Section: Application Domains

Core challenges for scalable data-intensive storage and processing

Although they are issued from different application areas, the above three examples of data-intensive applications illustrate common requirements with respect to the need for data storage and I/O processing. These requirements lead to several core challenges discussed below.

Challenges related to cloud storage

In the area of cloud data management, a significant milestone is the emergence of the Map-Reduce  [47] parallel programming paradigm. Today, it is successfully used on most cloud platforms, following the trend set up by Amazon  [28] . The key strength of this model is its inherently high degree of potential parallelism. Actually, it has been demonstrated that it enables processing Petabytes of data in a couple of hours, on large clusters consisting of several thousand nodes. At the core of the Map-Reduce frameworks stays a key component, which must meet a series of specific requirements.
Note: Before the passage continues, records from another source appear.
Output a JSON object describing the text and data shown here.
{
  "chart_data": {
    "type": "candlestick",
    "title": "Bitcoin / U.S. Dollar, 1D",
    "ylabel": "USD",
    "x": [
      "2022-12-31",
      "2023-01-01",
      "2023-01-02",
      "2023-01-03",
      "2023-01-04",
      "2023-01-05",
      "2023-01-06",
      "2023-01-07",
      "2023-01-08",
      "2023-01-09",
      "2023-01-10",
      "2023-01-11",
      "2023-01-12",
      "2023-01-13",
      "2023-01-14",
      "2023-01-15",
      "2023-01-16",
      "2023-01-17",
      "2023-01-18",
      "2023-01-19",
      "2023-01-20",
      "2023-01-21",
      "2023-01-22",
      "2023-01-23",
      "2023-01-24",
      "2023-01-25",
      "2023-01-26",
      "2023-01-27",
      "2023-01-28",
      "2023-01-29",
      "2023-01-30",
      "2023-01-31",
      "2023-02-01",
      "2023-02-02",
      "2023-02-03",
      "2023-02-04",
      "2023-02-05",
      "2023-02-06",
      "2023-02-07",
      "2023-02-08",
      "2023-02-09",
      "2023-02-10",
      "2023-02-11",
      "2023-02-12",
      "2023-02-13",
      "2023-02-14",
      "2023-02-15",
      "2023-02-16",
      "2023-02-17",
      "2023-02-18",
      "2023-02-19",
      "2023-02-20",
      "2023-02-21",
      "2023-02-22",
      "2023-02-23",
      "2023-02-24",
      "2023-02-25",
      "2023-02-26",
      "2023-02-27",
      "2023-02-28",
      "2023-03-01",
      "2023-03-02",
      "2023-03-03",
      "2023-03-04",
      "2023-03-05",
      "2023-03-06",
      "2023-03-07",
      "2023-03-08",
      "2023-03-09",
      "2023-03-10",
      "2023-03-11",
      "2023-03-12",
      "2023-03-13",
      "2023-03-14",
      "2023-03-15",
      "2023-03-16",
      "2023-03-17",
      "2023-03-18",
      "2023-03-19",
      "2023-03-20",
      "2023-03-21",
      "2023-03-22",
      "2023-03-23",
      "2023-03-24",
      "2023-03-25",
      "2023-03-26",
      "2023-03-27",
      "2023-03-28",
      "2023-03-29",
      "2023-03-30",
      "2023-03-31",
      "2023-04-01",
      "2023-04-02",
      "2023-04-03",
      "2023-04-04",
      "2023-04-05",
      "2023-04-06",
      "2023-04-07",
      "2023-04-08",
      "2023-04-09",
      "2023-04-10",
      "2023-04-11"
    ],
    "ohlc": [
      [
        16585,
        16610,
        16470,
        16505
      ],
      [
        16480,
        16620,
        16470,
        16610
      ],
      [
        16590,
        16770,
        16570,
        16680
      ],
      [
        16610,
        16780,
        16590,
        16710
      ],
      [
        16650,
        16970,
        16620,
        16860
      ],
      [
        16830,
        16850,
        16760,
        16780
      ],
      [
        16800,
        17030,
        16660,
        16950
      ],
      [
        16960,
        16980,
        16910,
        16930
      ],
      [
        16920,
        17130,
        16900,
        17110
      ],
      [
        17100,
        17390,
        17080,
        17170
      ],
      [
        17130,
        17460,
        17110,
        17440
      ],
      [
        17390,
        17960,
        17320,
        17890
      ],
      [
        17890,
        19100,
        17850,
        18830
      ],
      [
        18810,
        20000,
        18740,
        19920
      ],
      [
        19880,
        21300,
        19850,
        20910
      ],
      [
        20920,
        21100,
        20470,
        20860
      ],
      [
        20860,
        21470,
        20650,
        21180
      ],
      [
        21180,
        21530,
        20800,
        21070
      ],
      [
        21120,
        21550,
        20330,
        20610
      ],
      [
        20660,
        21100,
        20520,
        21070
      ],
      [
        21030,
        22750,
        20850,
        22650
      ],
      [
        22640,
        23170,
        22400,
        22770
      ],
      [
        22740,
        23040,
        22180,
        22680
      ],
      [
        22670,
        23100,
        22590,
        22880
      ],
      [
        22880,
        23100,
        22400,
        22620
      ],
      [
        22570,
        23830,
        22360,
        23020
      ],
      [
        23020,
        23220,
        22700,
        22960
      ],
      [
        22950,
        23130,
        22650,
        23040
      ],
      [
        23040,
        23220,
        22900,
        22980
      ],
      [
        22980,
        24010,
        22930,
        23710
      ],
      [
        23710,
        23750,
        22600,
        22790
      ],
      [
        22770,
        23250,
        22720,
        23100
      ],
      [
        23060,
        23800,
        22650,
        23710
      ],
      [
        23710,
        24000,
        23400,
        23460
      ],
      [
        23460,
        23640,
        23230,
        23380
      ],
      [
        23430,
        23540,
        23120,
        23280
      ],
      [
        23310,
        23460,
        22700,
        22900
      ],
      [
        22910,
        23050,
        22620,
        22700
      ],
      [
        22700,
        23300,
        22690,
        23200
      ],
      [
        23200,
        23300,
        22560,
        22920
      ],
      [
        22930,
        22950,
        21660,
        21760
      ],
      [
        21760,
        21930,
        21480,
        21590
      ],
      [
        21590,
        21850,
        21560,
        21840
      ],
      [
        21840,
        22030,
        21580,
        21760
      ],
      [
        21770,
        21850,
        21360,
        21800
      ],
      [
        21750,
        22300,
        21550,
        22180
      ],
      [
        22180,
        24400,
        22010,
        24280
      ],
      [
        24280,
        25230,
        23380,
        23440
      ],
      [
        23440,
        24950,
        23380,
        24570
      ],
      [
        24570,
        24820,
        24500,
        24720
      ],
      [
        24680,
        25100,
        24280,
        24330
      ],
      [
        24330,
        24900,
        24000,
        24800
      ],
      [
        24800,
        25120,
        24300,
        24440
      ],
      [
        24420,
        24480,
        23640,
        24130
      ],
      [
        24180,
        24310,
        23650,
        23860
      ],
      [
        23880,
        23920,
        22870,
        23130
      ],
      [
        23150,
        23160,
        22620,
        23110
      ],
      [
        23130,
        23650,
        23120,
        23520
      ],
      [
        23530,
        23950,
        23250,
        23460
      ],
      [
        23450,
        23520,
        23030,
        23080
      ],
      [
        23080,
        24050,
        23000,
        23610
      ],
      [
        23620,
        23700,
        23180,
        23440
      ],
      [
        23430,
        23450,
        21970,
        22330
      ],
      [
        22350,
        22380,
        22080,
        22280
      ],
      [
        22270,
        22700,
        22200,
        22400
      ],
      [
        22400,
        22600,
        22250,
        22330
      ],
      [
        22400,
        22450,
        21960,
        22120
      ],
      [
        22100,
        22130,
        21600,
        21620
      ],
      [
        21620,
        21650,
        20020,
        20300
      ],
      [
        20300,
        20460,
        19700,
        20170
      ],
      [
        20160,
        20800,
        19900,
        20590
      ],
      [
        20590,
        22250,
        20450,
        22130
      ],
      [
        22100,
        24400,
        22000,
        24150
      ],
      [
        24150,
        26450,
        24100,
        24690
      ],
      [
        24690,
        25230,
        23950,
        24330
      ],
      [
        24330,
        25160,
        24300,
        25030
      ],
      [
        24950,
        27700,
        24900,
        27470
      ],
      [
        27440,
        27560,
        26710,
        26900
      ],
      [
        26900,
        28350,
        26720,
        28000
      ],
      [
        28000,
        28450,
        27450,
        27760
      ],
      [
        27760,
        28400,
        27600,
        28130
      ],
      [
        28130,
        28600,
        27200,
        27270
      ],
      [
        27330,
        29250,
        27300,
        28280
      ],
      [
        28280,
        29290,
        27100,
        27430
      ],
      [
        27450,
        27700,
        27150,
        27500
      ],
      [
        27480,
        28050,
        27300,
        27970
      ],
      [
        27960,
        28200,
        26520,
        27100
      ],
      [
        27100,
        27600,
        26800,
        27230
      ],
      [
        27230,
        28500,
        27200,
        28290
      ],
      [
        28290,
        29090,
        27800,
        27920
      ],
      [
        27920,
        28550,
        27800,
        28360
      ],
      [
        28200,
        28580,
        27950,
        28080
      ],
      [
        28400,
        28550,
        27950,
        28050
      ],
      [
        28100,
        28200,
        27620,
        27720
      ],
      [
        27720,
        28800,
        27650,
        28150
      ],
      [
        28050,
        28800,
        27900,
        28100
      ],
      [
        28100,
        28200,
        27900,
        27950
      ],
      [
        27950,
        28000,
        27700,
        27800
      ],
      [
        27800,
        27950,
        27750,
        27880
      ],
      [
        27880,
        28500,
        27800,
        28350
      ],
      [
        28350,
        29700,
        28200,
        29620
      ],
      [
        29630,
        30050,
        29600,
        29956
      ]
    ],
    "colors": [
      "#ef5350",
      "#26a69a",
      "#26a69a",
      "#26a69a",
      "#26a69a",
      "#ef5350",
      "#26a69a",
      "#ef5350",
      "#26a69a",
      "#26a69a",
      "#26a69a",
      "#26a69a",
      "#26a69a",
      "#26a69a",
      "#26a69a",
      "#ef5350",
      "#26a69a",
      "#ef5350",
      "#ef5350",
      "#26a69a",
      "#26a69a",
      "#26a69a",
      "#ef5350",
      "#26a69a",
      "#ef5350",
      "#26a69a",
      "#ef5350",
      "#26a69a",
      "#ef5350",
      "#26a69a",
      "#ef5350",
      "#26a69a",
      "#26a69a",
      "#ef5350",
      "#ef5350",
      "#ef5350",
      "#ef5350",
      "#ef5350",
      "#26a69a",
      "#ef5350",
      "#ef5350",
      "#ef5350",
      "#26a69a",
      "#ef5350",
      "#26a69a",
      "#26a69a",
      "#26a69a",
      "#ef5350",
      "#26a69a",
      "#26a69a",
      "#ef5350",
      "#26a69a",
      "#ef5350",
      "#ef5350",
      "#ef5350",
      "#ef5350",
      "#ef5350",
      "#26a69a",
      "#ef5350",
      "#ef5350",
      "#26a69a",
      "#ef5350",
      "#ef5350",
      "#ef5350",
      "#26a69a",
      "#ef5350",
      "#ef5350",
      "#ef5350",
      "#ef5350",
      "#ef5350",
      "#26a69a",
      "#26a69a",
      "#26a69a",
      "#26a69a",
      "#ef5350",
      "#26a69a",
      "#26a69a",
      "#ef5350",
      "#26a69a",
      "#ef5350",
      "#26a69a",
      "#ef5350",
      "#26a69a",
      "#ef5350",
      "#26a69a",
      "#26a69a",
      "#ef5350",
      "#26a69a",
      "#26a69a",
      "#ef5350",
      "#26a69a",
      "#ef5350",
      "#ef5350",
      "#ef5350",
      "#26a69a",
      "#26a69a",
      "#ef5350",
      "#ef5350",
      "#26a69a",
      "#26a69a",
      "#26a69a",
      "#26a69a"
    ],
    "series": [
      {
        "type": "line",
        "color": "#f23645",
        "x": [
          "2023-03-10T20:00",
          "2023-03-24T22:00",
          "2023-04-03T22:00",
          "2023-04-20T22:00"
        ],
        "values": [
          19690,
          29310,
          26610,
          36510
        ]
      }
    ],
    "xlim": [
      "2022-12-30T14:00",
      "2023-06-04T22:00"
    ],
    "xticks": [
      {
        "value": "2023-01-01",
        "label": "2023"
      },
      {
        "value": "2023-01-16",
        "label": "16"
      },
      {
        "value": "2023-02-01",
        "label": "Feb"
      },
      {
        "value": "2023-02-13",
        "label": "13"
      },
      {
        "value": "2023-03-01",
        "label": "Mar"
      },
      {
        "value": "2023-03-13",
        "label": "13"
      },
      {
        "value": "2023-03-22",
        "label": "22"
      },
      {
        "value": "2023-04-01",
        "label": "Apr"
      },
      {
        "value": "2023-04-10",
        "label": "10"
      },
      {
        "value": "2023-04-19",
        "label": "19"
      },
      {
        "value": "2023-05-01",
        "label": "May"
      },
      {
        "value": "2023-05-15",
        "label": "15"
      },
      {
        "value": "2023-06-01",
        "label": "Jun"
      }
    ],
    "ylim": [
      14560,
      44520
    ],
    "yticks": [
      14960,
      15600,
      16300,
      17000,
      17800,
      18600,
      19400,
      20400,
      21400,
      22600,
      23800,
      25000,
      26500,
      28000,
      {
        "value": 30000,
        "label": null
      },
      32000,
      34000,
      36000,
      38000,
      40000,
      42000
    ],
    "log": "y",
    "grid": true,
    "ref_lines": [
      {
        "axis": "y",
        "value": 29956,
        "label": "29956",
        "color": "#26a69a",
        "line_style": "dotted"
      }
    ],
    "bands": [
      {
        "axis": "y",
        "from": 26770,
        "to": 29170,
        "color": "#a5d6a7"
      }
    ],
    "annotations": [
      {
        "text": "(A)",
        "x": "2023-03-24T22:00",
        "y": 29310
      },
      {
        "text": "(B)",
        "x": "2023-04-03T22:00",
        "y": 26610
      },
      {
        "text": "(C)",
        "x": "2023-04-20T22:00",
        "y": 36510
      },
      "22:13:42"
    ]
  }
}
First, since data is stored in huge files, the computation must efficiently process small parts of these huge files concurrently. Thus, the storage layer is expected to provide efficient fine-grain access to the files. Second, the storage layer must be able to sustain a high throughput in spite of heavy access concurrency to the same file, as thousands of clients simultaneously access data, while preserving fault-tolerance and security requirements.

Our goal is precisely to address these challenges by proposing scalable data management techniques meeting those properties to support Map-Reduce-based, data-intensive applications. Thanks to partnerships with leading teams in the area of cloud computing, both in the Academia (the Nimbus team at Argonne National Lab) and Industry (the Microsoft Azure team), we anticipate our contributions can have a high potential impact.

Challenges related to data-intensive HPC applications

The requirements exhibited by the climate simulation described above specifically highlights a major, more general research topic. It has been clearly identified by international panels of experts like IESP  [34] and EESI  [30] , in the context of HPC simulations running on post-Petascale supercomputers. It aims to explore how to store and analyze massive outputs of data during and after the simulation without impacting the overall performance.

A jump of one order of magnitude in the size of numerical simulations is required to address some of the fundamental questions in several communities such as climate modeling, solid earth sciences or astrophysics. Scientists, codes and computing infrastructure are in an advanced stage for this, but the lack of data-intensive infrastructure and methodology to analyze huge simulations is a growing limiting factor. Our goal is to contribute to the removal of this bottleneck through innovative data storage techniques.